2025-09-12
Al-Rada: Sudan auf dem Weg zu einem langwierigen Krieg... Von Professor/Ihab Al-Nakhli
Was jetzt an der Ausrichtung auf die Infrastruktur geschieht, wie z. B. die Drohnenangriffe auf die Elektrizitätswerke in Omdurman und die militärischen Produktionsstandorte, ist Teil einer systematischen Strategie, die von der Miliz verfolgt wird, insbesondere nach ihren großen Verlusten in Al-Fasher und ihrem Rückzug aus Khartum.

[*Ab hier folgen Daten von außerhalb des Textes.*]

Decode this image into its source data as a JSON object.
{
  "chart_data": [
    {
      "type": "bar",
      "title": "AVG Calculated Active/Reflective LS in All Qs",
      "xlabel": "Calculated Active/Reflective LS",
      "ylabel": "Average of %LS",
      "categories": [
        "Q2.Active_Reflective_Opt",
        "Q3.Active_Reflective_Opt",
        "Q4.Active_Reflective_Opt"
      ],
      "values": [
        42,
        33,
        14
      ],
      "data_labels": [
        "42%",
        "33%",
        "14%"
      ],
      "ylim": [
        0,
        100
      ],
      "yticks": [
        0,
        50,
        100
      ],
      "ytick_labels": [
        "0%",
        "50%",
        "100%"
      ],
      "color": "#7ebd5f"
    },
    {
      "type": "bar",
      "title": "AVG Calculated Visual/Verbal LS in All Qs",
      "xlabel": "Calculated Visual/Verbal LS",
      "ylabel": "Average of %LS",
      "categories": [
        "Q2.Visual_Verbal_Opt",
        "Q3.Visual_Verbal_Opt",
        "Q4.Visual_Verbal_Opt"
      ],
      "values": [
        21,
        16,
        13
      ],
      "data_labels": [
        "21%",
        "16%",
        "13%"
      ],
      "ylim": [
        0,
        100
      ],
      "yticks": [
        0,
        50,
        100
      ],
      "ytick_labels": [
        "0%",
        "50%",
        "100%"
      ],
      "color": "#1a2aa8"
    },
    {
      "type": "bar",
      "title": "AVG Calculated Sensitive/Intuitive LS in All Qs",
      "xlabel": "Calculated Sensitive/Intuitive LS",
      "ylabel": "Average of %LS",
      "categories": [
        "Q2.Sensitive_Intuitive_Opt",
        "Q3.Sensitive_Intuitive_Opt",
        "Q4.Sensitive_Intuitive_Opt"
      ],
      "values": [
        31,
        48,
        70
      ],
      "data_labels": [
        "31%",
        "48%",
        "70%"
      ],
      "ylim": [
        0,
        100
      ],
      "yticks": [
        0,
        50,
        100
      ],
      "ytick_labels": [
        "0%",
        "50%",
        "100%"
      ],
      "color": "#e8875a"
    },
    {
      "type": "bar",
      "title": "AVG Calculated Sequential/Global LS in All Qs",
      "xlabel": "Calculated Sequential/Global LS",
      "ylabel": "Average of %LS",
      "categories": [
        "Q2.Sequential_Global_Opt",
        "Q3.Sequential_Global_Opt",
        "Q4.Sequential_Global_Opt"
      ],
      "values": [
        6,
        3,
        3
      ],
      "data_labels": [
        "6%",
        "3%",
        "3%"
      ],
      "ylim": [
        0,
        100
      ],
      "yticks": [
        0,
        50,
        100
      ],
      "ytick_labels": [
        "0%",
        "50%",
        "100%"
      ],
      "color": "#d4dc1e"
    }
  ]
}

Strategie der Schnellen Unterstützung:
Abnutzungskrieg und qualitative Schläge
Der Rückzug aus Khartum war nicht das Ende der Miliz, sondern eine Neupositionierung in Richtung Darfur und Kordofan, wo sich das soziale Umfeld und die geografische Ausdehnung befinden.
Das Angreifen der Infrastruktur wie Strom, Wasser und Kommunikation zielt darauf ab, die Armee zu verwirren, Chaos zu stiften und die Moral der Zivilbevölkerung zu schwächen.

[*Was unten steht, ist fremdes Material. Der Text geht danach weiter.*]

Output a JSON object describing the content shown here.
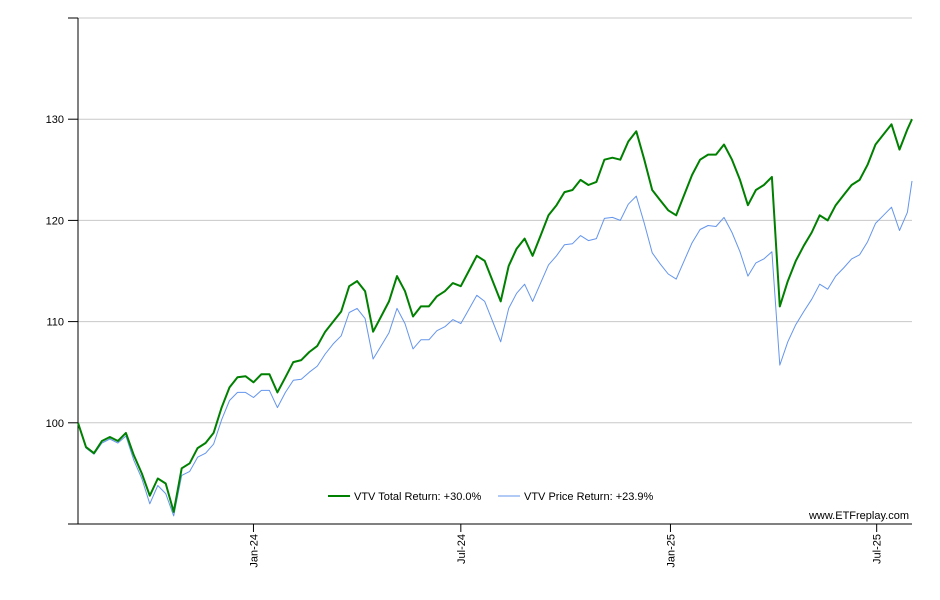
{
  "watermark": "www.ETFreplay.com",
  "chart_data": {
    "type": "line",
    "title": "",
    "xlabel": "",
    "ylabel": "",
    "ylim": [
      90,
      140
    ],
    "yticks": [
      100,
      110,
      120,
      130
    ],
    "x_tick_labels": [
      {
        "date": "2024-01-01",
        "label": "Jan-24"
      },
      {
        "date": "2024-07-01",
        "label": "Jul-24"
      },
      {
        "date": "2025-01-01",
        "label": "Jan-25"
      },
      {
        "date": "2025-07-01",
        "label": "Jul-25"
      }
    ],
    "xlim": [
      "2023-07-31",
      "2025-08-01"
    ],
    "grid": "horizontal",
    "legend_position": "bottom-center",
    "series": [
      {
        "name": "VTV Total Return: +30.0%",
        "color": "#008000",
        "points": [
          [
            "2023-07-31",
            100.0
          ],
          [
            "2023-08-07",
            97.6
          ],
          [
            "2023-08-14",
            97.0
          ],
          [
            "2023-08-21",
            98.2
          ],
          [
            "2023-08-28",
            98.6
          ],
          [
            "2023-09-04",
            98.2
          ],
          [
            "2023-09-11",
            99.0
          ],
          [
            "2023-09-18",
            96.8
          ],
          [
            "2023-09-25",
            95.0
          ],
          [
            "2023-10-02",
            92.8
          ],
          [
            "2023-10-09",
            94.5
          ],
          [
            "2023-10-16",
            94.0
          ],
          [
            "2023-10-23",
            91.2
          ],
          [
            "2023-10-30",
            95.5
          ],
          [
            "2023-11-06",
            96.0
          ],
          [
            "2023-11-13",
            97.5
          ],
          [
            "2023-11-20",
            98.0
          ],
          [
            "2023-11-27",
            99.0
          ],
          [
            "2023-12-04",
            101.5
          ],
          [
            "2023-12-11",
            103.5
          ],
          [
            "2023-12-18",
            104.5
          ],
          [
            "2023-12-25",
            104.6
          ],
          [
            "2024-01-01",
            104.0
          ],
          [
            "2024-01-08",
            104.8
          ],
          [
            "2024-01-15",
            104.8
          ],
          [
            "2024-01-22",
            103.0
          ],
          [
            "2024-01-29",
            104.5
          ],
          [
            "2024-02-05",
            106.0
          ],
          [
            "2024-02-12",
            106.2
          ],
          [
            "2024-02-19",
            107.0
          ],
          [
            "2024-02-26",
            107.6
          ],
          [
            "2024-03-04",
            109.0
          ],
          [
            "2024-03-11",
            110.0
          ],
          [
            "2024-03-18",
            111.0
          ],
          [
            "2024-03-25",
            113.5
          ],
          [
            "2024-04-01",
            114.0
          ],
          [
            "2024-04-08",
            113.0
          ],
          [
            "2024-04-15",
            109.0
          ],
          [
            "2024-04-22",
            110.5
          ],
          [
            "2024-04-29",
            112.0
          ],
          [
            "2024-05-06",
            114.5
          ],
          [
            "2024-05-13",
            113.0
          ],
          [
            "2024-05-20",
            110.5
          ],
          [
            "2024-05-27",
            111.5
          ],
          [
            "2024-06-03",
            111.5
          ],
          [
            "2024-06-10",
            112.5
          ],
          [
            "2024-06-17",
            113.0
          ],
          [
            "2024-06-24",
            113.8
          ],
          [
            "2024-07-01",
            113.5
          ],
          [
            "2024-07-08",
            115.0
          ],
          [
            "2024-07-15",
            116.5
          ],
          [
            "2024-07-22",
            116.0
          ],
          [
            "2024-07-29",
            114.0
          ],
          [
            "2024-08-05",
            112.0
          ],
          [
            "2024-08-12",
            115.5
          ],
          [
            "2024-08-19",
            117.2
          ],
          [
            "2024-08-26",
            118.2
          ],
          [
            "2024-09-02",
            116.5
          ],
          [
            "2024-09-09",
            118.5
          ],
          [
            "2024-09-16",
            120.5
          ],
          [
            "2024-09-23",
            121.5
          ],
          [
            "2024-09-30",
            122.8
          ],
          [
            "2024-10-07",
            123.0
          ],
          [
            "2024-10-14",
            124.0
          ],
          [
            "2024-10-21",
            123.5
          ],
          [
            "2024-10-28",
            123.8
          ],
          [
            "2024-11-04",
            126.0
          ],
          [
            "2024-11-11",
            126.2
          ],
          [
            "2024-11-18",
            126.0
          ],
          [
            "2024-11-25",
            127.8
          ],
          [
            "2024-12-02",
            128.8
          ],
          [
            "2024-12-09",
            126.0
          ],
          [
            "2024-12-16",
            123.0
          ],
          [
            "2024-12-23",
            122.0
          ],
          [
            "2024-12-30",
            121.0
          ],
          [
            "2025-01-06",
            120.5
          ],
          [
            "2025-01-13",
            122.5
          ],
          [
            "2025-01-20",
            124.5
          ],
          [
            "2025-01-27",
            126.0
          ],
          [
            "2025-02-03",
            126.5
          ],
          [
            "2025-02-10",
            126.5
          ],
          [
            "2025-02-17",
            127.5
          ],
          [
            "2025-02-24",
            126.0
          ],
          [
            "2025-03-03",
            124.0
          ],
          [
            "2025-03-10",
            121.5
          ],
          [
            "2025-03-17",
            123.0
          ],
          [
            "2025-03-24",
            123.5
          ],
          [
            "2025-03-31",
            124.3
          ],
          [
            "2025-04-07",
            111.5
          ],
          [
            "2025-04-14",
            114.0
          ],
          [
            "2025-04-21",
            116.0
          ],
          [
            "2025-04-28",
            117.5
          ],
          [
            "2025-05-05",
            118.8
          ],
          [
            "2025-05-12",
            120.5
          ],
          [
            "2025-05-19",
            120.0
          ],
          [
            "2025-05-26",
            121.5
          ],
          [
            "2025-06-02",
            122.5
          ],
          [
            "2025-06-09",
            123.5
          ],
          [
            "2025-06-16",
            124.0
          ],
          [
            "2025-06-23",
            125.5
          ],
          [
            "2025-06-30",
            127.5
          ],
          [
            "2025-07-07",
            128.5
          ],
          [
            "2025-07-14",
            129.5
          ],
          [
            "2025-07-21",
            127.0
          ],
          [
            "2025-07-28",
            129.0
          ],
          [
            "2025-08-01",
            130.0
          ]
        ]
      },
      {
        "name": "VTV Price Return: +23.9%",
        "color": "#6495ED",
        "points": [
          [
            "2023-07-31",
            100.0
          ],
          [
            "2023-08-07",
            97.5
          ],
          [
            "2023-08-14",
            96.9
          ],
          [
            "2023-08-21",
            98.0
          ],
          [
            "2023-08-28",
            98.4
          ],
          [
            "2023-09-04",
            98.0
          ],
          [
            "2023-09-11",
            98.7
          ],
          [
            "2023-09-18",
            96.3
          ],
          [
            "2023-09-25",
            94.5
          ],
          [
            "2023-10-02",
            92.0
          ],
          [
            "2023-10-09",
            93.8
          ],
          [
            "2023-10-16",
            93.0
          ],
          [
            "2023-10-23",
            90.8
          ],
          [
            "2023-10-30",
            94.8
          ],
          [
            "2023-11-06",
            95.2
          ],
          [
            "2023-11-13",
            96.6
          ],
          [
            "2023-11-20",
            97.0
          ],
          [
            "2023-11-27",
            97.9
          ],
          [
            "2023-12-04",
            100.3
          ],
          [
            "2023-12-11",
            102.2
          ],
          [
            "2023-12-18",
            103.0
          ],
          [
            "2023-12-25",
            103.0
          ],
          [
            "2024-01-01",
            102.5
          ],
          [
            "2024-01-08",
            103.2
          ],
          [
            "2024-01-15",
            103.2
          ],
          [
            "2024-01-22",
            101.5
          ],
          [
            "2024-01-29",
            103.0
          ],
          [
            "2024-02-05",
            104.2
          ],
          [
            "2024-02-12",
            104.3
          ],
          [
            "2024-02-19",
            105.0
          ],
          [
            "2024-02-26",
            105.6
          ],
          [
            "2024-03-04",
            106.8
          ],
          [
            "2024-03-11",
            107.8
          ],
          [
            "2024-03-18",
            108.6
          ],
          [
            "2024-03-25",
            110.9
          ],
          [
            "2024-04-01",
            111.3
          ],
          [
            "2024-04-08",
            110.3
          ],
          [
            "2024-04-15",
            106.3
          ],
          [
            "2024-04-22",
            107.6
          ],
          [
            "2024-04-29",
            108.9
          ],
          [
            "2024-05-06",
            111.3
          ],
          [
            "2024-05-13",
            109.8
          ],
          [
            "2024-05-20",
            107.3
          ],
          [
            "2024-05-27",
            108.2
          ],
          [
            "2024-06-03",
            108.2
          ],
          [
            "2024-06-10",
            109.1
          ],
          [
            "2024-06-17",
            109.5
          ],
          [
            "2024-06-24",
            110.2
          ],
          [
            "2024-07-01",
            109.8
          ],
          [
            "2024-07-08",
            111.2
          ],
          [
            "2024-07-15",
            112.6
          ],
          [
            "2024-07-22",
            112.0
          ],
          [
            "2024-07-29",
            110.0
          ],
          [
            "2024-08-05",
            108.0
          ],
          [
            "2024-08-12",
            111.3
          ],
          [
            "2024-08-19",
            112.8
          ],
          [
            "2024-08-26",
            113.7
          ],
          [
            "2024-09-02",
            112.0
          ],
          [
            "2024-09-09",
            113.8
          ],
          [
            "2024-09-16",
            115.6
          ],
          [
            "2024-09-23",
            116.5
          ],
          [
            "2024-09-30",
            117.6
          ],
          [
            "2024-10-07",
            117.7
          ],
          [
            "2024-10-14",
            118.5
          ],
          [
            "2024-10-21",
            118.0
          ],
          [
            "2024-10-28",
            118.2
          ],
          [
            "2024-11-04",
            120.2
          ],
          [
            "2024-11-11",
            120.3
          ],
          [
            "2024-11-18",
            120.0
          ],
          [
            "2024-11-25",
            121.6
          ],
          [
            "2024-12-02",
            122.4
          ],
          [
            "2024-12-09",
            119.7
          ],
          [
            "2024-12-16",
            116.8
          ],
          [
            "2024-12-23",
            115.7
          ],
          [
            "2024-12-30",
            114.7
          ],
          [
            "2025-01-06",
            114.2
          ],
          [
            "2025-01-13",
            116.0
          ],
          [
            "2025-01-20",
            117.8
          ],
          [
            "2025-01-27",
            119.1
          ],
          [
            "2025-02-03",
            119.5
          ],
          [
            "2025-02-10",
            119.4
          ],
          [
            "2025-02-17",
            120.3
          ],
          [
            "2025-02-24",
            118.8
          ],
          [
            "2025-03-03",
            116.9
          ],
          [
            "2025-03-10",
            114.5
          ],
          [
            "2025-03-17",
            115.8
          ],
          [
            "2025-03-24",
            116.2
          ],
          [
            "2025-03-31",
            116.9
          ],
          [
            "2025-04-07",
            105.7
          ],
          [
            "2025-04-14",
            108.0
          ],
          [
            "2025-04-21",
            109.7
          ],
          [
            "2025-04-28",
            111.0
          ],
          [
            "2025-05-05",
            112.2
          ],
          [
            "2025-05-12",
            113.7
          ],
          [
            "2025-05-19",
            113.2
          ],
          [
            "2025-05-26",
            114.5
          ],
          [
            "2025-06-02",
            115.3
          ],
          [
            "2025-06-09",
            116.2
          ],
          [
            "2025-06-16",
            116.6
          ],
          [
            "2025-06-23",
            117.9
          ],
          [
            "2025-06-30",
            119.7
          ],
          [
            "2025-07-07",
            120.5
          ],
          [
            "2025-07-14",
            121.3
          ],
          [
            "2025-07-21",
            119.0
          ],
          [
            "2025-07-28",
            120.8
          ],
          [
            "2025-08-01",
            123.9
          ]
        ]
      }
    ]
  }
}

Der Einsatz von Drohnen ist zu einer effektiven Waffe in den Händen der Miliz geworden, insbesondere nachdem sie die Feldkontrolle in den Großstädten verloren hat.
Kann Khartum erneut angegriffen werden?
Ja, und laut den jüngsten Berichten könnte die Schnelle Unterstützung dazu greifen
neue Luftangriffe auf wichtige Einrichtungen in der Hauptstadt, insbesondere mit der Rückkehr der Vertriebenen und den Rufen nach „freiwilliger Rückkehr, begrenzten Infiltrationen oder internen Explosionen durch Schläferzellen, um die Stabilität zu untergraben und zu zeigen, dass der Krieg noch nicht vorbei ist.
Eine Medien- und psychologische Kriegsführung, um das Vertrauen in die Fähigkeit der Armee, die Hauptstadt zu sichern, zu untergraben.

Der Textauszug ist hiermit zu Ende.